You may think that being a professional Web Product Designer right now is a great job, and it is. You may think that being a pro UX Unicorn AND working for yourself as an independent contractor is an ideal situation, and it can be. You might assume that it's wonderful to work from home, though the best part is simply not having to commute. Some people might covet my connectedness, truthfully, it's an expensive curse. The "Ideal" really falls apart when confronted with the reality...
Since 2011 all I wanted was to get off the merry-go-round of freelance work. You might think that having over nineteen years of web experience it would be easy to land a good gig, but I think this hurt me. In Baltimore where I live, depending on who I spoke to it was assumed I was either overqualified (aka expensive), or just too old. I had job leads that didn't manifest. It seemed like every recruiter was playing me (or just bad). I tried to work with a few start-up companies who really needed my level of expertise. For what ever reasons good permanent full time work kept alluding me so I kept contracting, wondering if I really am too old to work in tech.
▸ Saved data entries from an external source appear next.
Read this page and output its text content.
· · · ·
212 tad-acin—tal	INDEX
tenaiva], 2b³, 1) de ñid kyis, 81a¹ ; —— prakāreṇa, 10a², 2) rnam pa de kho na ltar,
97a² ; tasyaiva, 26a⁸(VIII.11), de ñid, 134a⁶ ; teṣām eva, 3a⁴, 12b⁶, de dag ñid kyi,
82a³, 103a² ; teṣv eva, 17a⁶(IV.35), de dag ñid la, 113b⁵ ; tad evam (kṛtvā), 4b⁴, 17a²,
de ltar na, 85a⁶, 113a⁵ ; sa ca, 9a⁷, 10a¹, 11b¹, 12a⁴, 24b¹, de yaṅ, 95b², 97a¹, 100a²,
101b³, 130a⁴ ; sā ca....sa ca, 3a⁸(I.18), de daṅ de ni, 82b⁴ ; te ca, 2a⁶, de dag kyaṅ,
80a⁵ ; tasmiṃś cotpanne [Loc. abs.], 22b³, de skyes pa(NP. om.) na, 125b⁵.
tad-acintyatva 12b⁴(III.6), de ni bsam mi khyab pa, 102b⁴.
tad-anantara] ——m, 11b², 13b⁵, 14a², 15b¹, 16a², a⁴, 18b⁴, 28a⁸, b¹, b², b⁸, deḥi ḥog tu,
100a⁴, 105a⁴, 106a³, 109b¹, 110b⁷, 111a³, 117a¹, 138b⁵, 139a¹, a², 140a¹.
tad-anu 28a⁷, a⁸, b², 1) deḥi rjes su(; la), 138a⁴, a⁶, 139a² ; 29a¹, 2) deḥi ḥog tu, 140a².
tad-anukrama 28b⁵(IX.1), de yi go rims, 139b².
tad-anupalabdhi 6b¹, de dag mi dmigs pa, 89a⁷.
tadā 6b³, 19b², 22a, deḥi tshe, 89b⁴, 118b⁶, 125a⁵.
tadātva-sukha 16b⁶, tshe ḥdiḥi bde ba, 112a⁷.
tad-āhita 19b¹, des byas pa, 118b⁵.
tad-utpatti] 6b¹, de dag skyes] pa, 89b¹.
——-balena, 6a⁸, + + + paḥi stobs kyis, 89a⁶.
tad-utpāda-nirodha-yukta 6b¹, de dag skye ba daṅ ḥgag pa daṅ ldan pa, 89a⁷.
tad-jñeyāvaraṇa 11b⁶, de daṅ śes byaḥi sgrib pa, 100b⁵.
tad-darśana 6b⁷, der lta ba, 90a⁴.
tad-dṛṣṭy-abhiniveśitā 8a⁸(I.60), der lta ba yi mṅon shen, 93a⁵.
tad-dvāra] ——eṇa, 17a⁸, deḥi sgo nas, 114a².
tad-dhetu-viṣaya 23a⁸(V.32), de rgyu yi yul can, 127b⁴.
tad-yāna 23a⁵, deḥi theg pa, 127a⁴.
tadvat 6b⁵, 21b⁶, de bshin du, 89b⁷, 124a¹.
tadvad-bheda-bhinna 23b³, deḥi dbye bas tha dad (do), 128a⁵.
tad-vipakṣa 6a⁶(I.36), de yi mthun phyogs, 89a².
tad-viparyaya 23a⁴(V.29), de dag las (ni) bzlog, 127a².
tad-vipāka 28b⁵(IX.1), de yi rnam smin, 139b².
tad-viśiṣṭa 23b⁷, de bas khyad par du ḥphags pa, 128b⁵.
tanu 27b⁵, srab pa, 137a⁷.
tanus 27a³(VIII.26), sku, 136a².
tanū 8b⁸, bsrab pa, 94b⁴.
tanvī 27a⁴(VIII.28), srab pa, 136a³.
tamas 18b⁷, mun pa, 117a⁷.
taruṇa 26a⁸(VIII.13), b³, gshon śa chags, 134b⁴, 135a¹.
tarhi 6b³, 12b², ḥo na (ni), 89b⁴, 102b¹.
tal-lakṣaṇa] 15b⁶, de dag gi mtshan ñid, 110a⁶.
The Effect of Healthcare.gov?
By October last year things started getting better. I started getting many more good leads for jobs. At the same time I had a pretty good contract position for a small DC based agency. I was earning money while working from home and I had the luxury to explore the growing job market for Senior Experience Designers. Could it be that the Healthcare.gov debacle suddenly made people realize that they needed people with experience working on their website? So many jobs were available I was able to weigh one against the other. Which company paid better? Which ones had a good corporate culture? The shortest commute? There were NO good leads in Baltimore except my contract gig, which was 100% work from home. Would they bring me on full time? Or would I have to commute to DC or further?
I'll Take the Commute, Thanks
By November I felt that I was being undermined on my contract. This ideal situation lost it's luster with the addition of a new "lead" designer who ignored me so thoroughly, I wondered why they wanted to use me in the first place. By Thanksgiving I realized that it probably wasn't the best thing for my career to be an easily dismissed sub-contractor, grateful for whatever crumbs of work that get thrown my way. I could do better.
It's a good thing I kept exploring jobs all last year, even though it was a massive time suck. When the right opportunity landed in my lap I was ready. Now I am happy to report the work is good and best of all it's great to feel like a grown-up.